Yep - for a couple of years the Tory economic plans were still doing their thing causing a nice rapid drop and the economy was doing very well with good sustained growth - much better than the Eurozone's.

For the bored you can compare the UK to other countries here.

---------- Post added at 15:34 ---------- Previous post was at 15:28 ----------

Quote:
Originally Posted by Flyboy View Post
Another interesting piece of data from that article suggests that taxation as a percentage of GDP, relevant to the first thirteen years of Tory government, from nineteen seventy-nine, was higher than the same period for the Labour government. So on the face of it, another myth busted it would seem.
Which myth would it be busting?

It refers to tax take not tax rate, when the economy is in the excrement tax take goes down due to less people working and paying taxes, this doesn't mean the nominal tax rate is lower just that less of it got paid for whatever reason.

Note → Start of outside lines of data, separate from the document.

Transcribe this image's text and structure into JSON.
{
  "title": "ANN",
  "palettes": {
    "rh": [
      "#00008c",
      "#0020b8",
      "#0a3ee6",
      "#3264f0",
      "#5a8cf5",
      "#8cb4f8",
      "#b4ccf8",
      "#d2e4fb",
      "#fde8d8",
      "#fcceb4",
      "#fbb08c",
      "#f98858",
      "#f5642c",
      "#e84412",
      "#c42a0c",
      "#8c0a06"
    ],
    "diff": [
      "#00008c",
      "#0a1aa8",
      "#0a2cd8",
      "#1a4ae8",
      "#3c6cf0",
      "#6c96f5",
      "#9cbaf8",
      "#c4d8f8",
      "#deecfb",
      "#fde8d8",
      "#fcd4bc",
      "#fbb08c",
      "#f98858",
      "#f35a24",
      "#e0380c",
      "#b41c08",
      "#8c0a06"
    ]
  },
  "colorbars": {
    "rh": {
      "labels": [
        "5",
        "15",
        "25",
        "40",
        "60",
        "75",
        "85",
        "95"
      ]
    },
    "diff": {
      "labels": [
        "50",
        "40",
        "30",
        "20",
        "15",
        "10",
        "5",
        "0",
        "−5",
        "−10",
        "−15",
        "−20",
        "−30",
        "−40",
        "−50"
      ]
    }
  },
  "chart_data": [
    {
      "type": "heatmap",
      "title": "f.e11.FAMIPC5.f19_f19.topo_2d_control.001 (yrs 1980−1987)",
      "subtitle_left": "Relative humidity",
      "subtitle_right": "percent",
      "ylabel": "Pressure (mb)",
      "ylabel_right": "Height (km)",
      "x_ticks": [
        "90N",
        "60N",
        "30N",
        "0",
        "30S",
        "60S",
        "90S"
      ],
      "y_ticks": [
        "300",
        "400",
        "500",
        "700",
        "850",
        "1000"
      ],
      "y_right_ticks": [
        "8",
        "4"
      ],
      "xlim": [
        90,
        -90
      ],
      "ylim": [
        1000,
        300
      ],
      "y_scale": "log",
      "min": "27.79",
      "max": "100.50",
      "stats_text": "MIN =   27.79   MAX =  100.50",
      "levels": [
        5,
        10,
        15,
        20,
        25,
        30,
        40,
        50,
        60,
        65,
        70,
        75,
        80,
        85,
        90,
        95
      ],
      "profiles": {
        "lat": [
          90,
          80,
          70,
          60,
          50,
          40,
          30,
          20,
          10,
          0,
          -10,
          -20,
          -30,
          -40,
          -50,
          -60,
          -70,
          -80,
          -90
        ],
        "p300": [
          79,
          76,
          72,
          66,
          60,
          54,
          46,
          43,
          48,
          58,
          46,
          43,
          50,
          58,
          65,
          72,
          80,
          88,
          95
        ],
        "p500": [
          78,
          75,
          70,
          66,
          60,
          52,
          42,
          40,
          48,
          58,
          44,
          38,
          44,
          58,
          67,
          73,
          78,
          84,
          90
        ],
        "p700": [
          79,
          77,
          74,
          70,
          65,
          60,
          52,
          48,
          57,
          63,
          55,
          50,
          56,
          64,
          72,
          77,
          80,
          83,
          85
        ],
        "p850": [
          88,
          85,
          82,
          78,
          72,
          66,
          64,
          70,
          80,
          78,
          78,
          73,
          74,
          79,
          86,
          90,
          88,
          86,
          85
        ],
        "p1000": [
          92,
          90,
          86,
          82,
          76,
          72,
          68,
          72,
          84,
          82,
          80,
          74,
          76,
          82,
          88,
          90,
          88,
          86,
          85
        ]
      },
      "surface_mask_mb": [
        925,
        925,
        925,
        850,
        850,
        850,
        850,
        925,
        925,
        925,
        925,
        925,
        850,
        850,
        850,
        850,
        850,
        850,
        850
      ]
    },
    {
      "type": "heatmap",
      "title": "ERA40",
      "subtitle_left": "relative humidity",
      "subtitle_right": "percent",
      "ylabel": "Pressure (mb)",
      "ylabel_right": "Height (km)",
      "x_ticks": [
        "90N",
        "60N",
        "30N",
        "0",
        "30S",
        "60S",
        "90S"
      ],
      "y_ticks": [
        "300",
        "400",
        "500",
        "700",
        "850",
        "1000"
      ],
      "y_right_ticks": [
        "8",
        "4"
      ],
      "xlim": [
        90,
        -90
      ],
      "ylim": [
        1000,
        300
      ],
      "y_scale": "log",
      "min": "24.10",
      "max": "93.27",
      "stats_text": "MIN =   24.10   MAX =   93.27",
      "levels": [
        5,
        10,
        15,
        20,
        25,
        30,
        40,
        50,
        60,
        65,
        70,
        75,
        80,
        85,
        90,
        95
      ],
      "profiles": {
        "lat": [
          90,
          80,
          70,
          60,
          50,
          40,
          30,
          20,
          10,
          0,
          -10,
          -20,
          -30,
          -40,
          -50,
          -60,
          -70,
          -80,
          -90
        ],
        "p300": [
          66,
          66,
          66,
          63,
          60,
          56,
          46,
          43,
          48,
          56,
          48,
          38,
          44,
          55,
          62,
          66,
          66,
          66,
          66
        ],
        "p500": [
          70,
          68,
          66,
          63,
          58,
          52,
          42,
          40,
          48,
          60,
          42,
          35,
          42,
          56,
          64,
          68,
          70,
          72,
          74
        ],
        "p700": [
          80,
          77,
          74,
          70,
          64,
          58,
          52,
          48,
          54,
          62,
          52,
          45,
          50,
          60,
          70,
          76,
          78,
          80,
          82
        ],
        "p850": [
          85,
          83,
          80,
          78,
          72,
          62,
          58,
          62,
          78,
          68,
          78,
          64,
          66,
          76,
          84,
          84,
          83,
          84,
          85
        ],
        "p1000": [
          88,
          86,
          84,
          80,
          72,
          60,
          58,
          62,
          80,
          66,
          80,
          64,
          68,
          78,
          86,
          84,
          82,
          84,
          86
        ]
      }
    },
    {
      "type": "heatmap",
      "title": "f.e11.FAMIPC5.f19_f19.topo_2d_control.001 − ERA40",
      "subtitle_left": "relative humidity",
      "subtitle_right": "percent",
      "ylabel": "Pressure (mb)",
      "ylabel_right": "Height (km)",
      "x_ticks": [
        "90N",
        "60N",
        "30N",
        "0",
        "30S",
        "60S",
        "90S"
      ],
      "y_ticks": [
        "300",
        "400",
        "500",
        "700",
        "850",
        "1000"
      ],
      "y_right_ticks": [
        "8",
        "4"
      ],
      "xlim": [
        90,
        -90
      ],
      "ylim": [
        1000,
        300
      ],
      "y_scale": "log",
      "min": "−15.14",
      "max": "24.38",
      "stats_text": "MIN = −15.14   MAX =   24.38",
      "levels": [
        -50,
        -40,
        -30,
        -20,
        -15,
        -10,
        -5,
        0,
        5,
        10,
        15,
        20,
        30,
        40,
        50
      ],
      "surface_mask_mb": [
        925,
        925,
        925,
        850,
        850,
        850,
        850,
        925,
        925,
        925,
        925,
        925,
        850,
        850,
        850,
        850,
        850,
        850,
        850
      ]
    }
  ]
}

Something of note in the figures in the article is that the Tories in the 13 year period between 1979 and 1992 you mention reduced the national debt from 47.2% of GDP to 27.2% of GDP, on similar levels of tax take to 1988-89 when the Tories reduced the deficit by approximately 6% of GDP (a boom period pre-early 90s recession) under Labour the deficit was actually rising and in any event you can't compare the two - if you're looking for a nominal tax rate those aren't the figures we need, that's just what was paid, not what was being charged.